With private financial enterprises outlawed, Eritrean families became wholly dependent on either the state or the remittances the state allowed them to receive.

The 2 Percent Diaspora Tax

The regime’s control did not stop at its borders. Abroad, Eritreans face a unique demand: a 2 percent “diaspora tax” on their income.

In theory, this tax funds development projects back home. In practice, it serves as both a source of hard currency and a tool of loyalty enforcement. Eritreans who pay the tax receive a special ID, allowing them to send money home through official channels, or to access government services. Those who refuse are branded traitors.

Many pay not out of loyalty, but out of fear. Non-payment can mean being denied visas to visit family, losing property in Eritrea, or even having relatives at home harassed by security forces.

The tax also divides the diaspora.
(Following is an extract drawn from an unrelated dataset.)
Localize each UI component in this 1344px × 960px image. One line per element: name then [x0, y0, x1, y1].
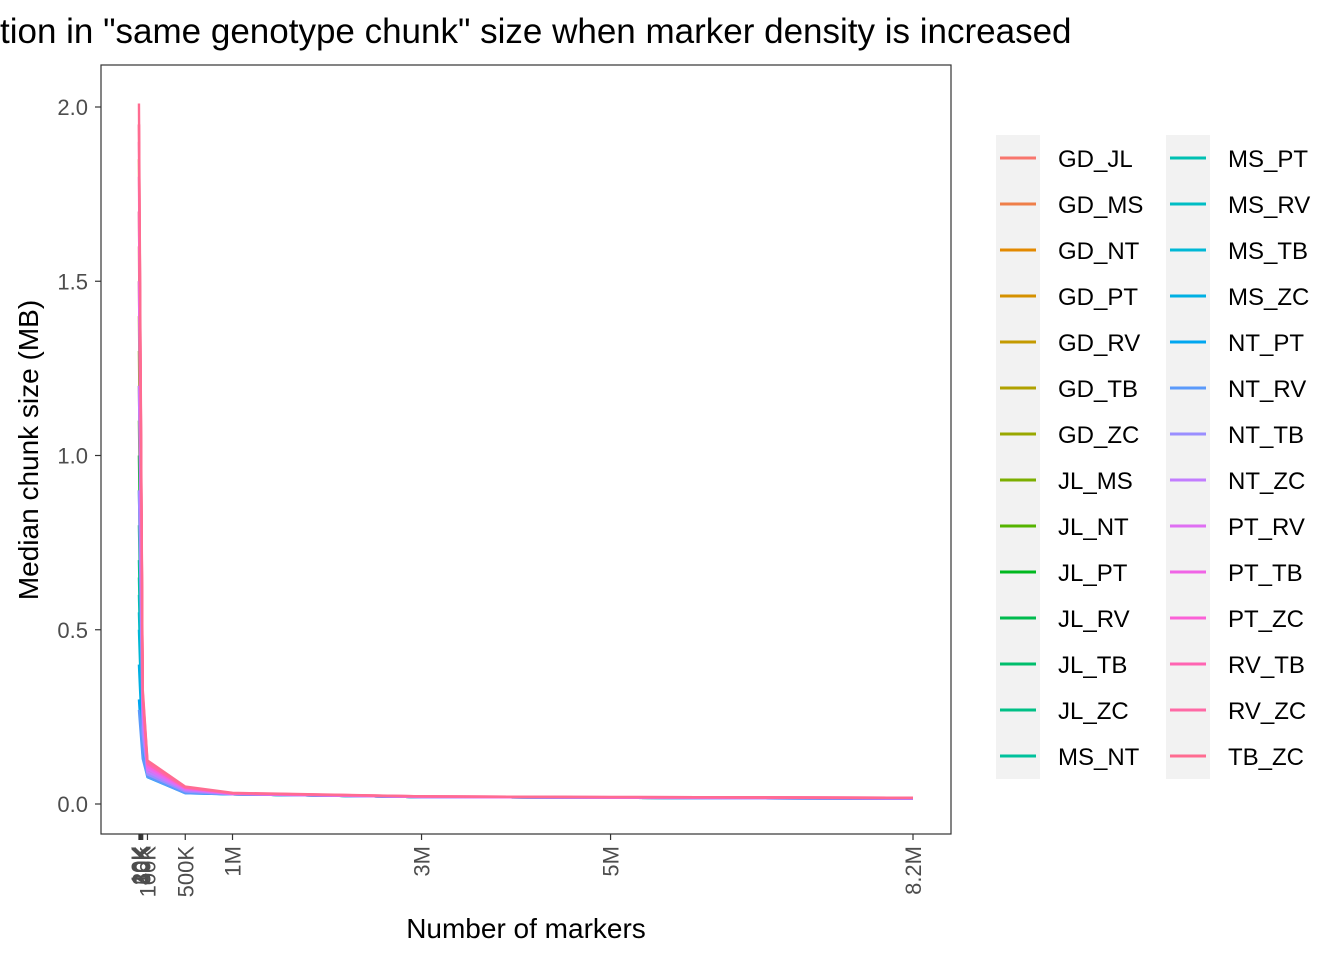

Those who pay it become part of the pro-regime community, able to send money and attend government-organised festivals abroad. Those who refuse risk being cut off, both financially and socially, from their loved ones at home.

Silencing the Exiled

Exactly how many Eritreans abroad oppose the regime is unknown. Many flee the country as refugees, enduring an arduous journey, often through Sudan, the Sinai, and Israel, before eventually reaching Europe. Once they obtain citizenship in their new country of residence, many begin paying the 2% “diaspora tax,” which allows them to send money to their families or visit Eritrea.

This paradox, leaving Eritrea as refugees yet re-entering pro-regime circles after resettlement, makes it extremely difficult to determine how many in the diaspora privately oppose the government while still complying with its financial demands.

Those who refuse to pay the 2% tax face severe restrictions on sending money home. With most formal remittance channels closed to them, and internet access in Eritrea limited to a few monitored cafés in its capital Asmara, alternative transfer methods are nearly impossible.

Some resort to travelling to neighbouring countries like Sudan or Ethiopia to meet family members in person. Instead of sending cash, they bring goods such as phones or clothes that can be taken back across the border.

This dynamic isolates the anti-regime diaspora and reinforces the government’s grip. By controlling financial flows, the regime ensures that even those living freely abroad remain entangled in its system of surveillance and coercion.

The Regime’s Double Gain

The Eritrean government has turned remittances into a dual weapon. At home, it keeps citizens dependent by controlling who can receive money and how much. Abroad, it taxes loyalty and cuts off dissenters.

The result is that remittances, rather than empowering the opposition as Escribà-Folch, Meseguer, and Wright suggested, have strengthened the regime’s foundations. The money that should have fuelled independence has become another stream of revenue for authoritarian survival.

Under this system, both sides of the remittance exchange, the sender and the receiver, are drawn into a web of dependency. The diaspora funds the state through taxes and fees, while the population inside Eritrea remains too economically vulnerable to risk protest.

A Nation in Suspended Silence

Three decades after independence, Eritrea remains a nation frozen in time. Its people depend on relatives abroad for their daily survival, but that flow of money is carefully policed by a regime that fears its own citizens more than any foreign enemy.

The result is a paradox. Remittances sustain life in Eritrea, yet they also sustain the dictatorship. The very money that could fund change instead helps maintain the status quo.

Until Eritreans can freely send and receive money without state interference, the promise of remittances as a force for democratic transformation will remain just that, a promise unfulfilled.


Author: Robert Mensing


Note

- Most of the information in this article is drawn from an interview conducted on 13 May 2024 with an Eritrean migrant currently residing in the Netherlands. For safety reasons, the interviewee has chosen to remain anonymous. An audio recording of the interview is available upon request.